IRREMEDIABLE
Para empezar, imagino, lo más correcto
sería organizarme; mis ideas, mis vivencias, quiero decir... lo que hasta el
momento he visto en este lugar tan... curioso -qué benévolo por mi parte, y a
la vez tan aséptico, que me da asco verme a frente a un espejo y pensar en que
ya sólo me suena de algo esa cara de pánfilo idiotizado y engreído que me
observa sin mucho interés, con desdén y chulería, creyéndose infinitamente
mejor que yo-.
La primera vez que estuve aquí terminé
borracho, besándome con cuatro, no, cinco mujeres, el novio de una de ellas y
uno de mis amigos. No negaré que la experiencia resultó tan divertida como
suena, con todos esos labios y esas lenguas danzando sin parar en un espacio
realmente reducido; pero el caso es que aquel tipo que reía mientras lamía
cocaína del pecho de una joven universitaria a la que acababa de conocer, no
era yo. Mi cara, mis manos, mi polla erecta y húmeda, mis nalgas apretadas, mi
lengua insaciable, efectivamente, pero no era yo.
Recuerdo otra visita en que me lie un porro
en medio de una discoteca llena de gente al tiempo que permitía que una
completa desconocida me hurgase en la bragueta; después de correrme en su mano,
me introdujo en uno de los bolsillos de mi americana un trocito de papel con su
número de teléfono.
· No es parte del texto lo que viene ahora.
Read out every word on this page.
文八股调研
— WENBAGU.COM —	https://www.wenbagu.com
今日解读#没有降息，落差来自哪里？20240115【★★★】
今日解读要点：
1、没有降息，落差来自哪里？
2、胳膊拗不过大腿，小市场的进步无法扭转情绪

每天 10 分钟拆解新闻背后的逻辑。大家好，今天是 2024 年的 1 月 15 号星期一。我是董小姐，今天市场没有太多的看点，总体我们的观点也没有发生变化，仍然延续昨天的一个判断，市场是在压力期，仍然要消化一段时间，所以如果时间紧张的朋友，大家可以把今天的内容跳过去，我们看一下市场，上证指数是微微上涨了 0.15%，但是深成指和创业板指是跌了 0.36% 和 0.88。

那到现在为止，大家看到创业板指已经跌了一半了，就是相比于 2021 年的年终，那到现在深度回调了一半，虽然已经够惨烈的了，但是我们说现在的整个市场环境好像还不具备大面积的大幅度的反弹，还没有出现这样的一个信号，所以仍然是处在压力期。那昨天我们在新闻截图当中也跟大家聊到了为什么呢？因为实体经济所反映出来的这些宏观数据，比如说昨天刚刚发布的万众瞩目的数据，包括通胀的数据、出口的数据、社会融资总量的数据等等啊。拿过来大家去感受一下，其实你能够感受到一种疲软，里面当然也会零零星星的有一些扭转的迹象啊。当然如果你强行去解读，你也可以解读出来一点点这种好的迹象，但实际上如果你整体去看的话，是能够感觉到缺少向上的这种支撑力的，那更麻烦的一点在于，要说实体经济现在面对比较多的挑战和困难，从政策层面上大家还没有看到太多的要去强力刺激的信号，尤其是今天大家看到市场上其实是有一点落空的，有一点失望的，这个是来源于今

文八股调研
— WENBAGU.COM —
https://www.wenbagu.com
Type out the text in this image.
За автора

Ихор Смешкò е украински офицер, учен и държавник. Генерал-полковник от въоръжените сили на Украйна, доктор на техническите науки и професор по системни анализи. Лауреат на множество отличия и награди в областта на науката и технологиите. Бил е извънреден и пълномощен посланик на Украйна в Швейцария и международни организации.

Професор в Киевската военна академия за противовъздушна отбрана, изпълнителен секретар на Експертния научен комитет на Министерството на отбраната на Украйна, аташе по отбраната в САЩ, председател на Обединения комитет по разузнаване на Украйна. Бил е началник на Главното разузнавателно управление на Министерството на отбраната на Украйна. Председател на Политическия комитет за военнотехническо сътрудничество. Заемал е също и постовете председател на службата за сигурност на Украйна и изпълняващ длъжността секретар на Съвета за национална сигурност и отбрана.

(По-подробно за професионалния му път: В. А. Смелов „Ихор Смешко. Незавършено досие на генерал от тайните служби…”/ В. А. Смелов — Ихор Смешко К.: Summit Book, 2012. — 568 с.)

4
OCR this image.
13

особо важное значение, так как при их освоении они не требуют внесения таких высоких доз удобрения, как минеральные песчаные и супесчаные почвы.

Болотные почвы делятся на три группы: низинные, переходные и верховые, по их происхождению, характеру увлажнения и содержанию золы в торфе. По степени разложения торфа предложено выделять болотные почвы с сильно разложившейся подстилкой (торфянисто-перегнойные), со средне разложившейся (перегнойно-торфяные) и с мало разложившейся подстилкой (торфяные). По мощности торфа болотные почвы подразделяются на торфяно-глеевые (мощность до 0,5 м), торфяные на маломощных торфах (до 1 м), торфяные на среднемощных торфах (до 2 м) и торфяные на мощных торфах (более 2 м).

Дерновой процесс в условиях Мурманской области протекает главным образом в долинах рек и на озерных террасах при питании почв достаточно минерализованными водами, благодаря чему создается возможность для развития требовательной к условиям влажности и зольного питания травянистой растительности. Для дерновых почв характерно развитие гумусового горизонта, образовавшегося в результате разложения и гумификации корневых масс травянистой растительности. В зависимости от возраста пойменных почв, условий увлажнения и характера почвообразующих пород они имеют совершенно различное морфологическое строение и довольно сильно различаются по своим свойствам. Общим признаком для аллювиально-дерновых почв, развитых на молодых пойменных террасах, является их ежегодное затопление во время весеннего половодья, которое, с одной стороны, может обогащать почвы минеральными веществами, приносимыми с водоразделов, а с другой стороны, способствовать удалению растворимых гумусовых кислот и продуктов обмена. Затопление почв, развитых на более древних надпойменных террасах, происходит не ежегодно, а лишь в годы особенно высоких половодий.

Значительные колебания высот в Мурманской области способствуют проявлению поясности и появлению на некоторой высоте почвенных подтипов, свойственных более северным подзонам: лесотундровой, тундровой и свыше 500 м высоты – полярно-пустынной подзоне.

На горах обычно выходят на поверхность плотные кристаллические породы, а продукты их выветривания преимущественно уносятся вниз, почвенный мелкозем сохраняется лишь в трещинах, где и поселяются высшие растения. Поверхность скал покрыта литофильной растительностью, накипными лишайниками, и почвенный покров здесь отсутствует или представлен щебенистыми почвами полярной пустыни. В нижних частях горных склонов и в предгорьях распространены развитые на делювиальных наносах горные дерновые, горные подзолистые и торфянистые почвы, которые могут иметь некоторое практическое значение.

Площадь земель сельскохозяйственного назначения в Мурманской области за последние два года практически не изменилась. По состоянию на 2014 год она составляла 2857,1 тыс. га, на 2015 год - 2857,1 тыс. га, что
Lo tiré sin apenas echarle un vistazo.
En otra ocasión me follé a una de esas
rubias con mirada aborrecible y gesto de absoluto desprecio, sobre una mesa de
billar, ante la atenta mirada de diez o doce personas, camareros aparte. Cuando
terminé, pedí una pinta de cerveza que me bebí de un trago para acto seguido, a
voces, preguntar quién quería ser la siguiente; para sorpresa de algunos, una
morena de cabello ensortijado y nariz egipcia me tomó de la mano y me llevó al
cuarto de baño mientras me susurraba al oído "yo soy un poco tímida".
Indefectiblemente, siempre que partía, a la
mañana siguiente, al volante, rumbo al hogar, me sentía un ser despreciable, un
absoluto desconocido por el que todo lo que podía hacerse era llorar. Así
terminaba, antes o después, viéndome obligado a tomar la primera salida que
viese en la autopista, acuciado por la 'crecida' experimentada en las cuencas
de mis ojos; un viaje que normalmente llevaría hora y media, se convertía de
esta forma en una odisea moral, ética y sentimental de cuatro, cinco horas en
las que me veía forzado a detener mi marcha cada pocos kilómetros.
Al llegar a casa me prometía que aquella
había sido la última vez que me dejaba caer por allí, que nunca volvería a
pasearme por aquellas oscuras avenidas, ni visitaría sus lóbregos bares, no
hablaría jamás con otro camello ni haría tratos con otra desconocida vestida de
cuero negro ni entablaría conversaciones con personajes imaginarios salidos de
una novela de Bukovsky. No pensaba, jamás, caer de nuevo en la tentación de
enamorarme de un pensamiento o comenzar una relación con una idea.
Por desgracia, nunca conseguía mantenerme
en mis trece de no mantenerme en mis otras trece y, una noche más, arrancaba el
motor de mi coche y, rugiendo como un monstruo prehistórico, me abalanzaba
sobre la carretera hacia mi propio final, en busca de la más absoluta de las
decadencias, aquella sobre la que muchos hablan y muchos, muchísimos más,
callan forzados por el trágico -y habitual- desenlace de su obsesión.
Yo tuve suerte; en algún momento, a lo
largo de una noche especialmente cruel, un ángel recién caído del cielo -y por
ello, aún incorrupto- me encontró, se apiadó de mí tras observarme un rato, y
me rescató de mi mismo con un beso de esperanza y paz. Durante algún tiempo
fuimos felices...
Felices juntos, durante un tiempo, hasta
que una noche, cegado por la febril locura del abstemio, me propuse volver a
aquel lugar; nadie se interpondría en mi camino. Así que cogí las llaves, las
introduje en el contacto y pisé a fondo el acelerador.
Cuando regresé, dos días más tarde, me
encontré con la casa vacía; el ángel se había ido y, en su lugar, me había dejado
dibujado sobre el suelo del garaje, la silueta de dos alas rotas.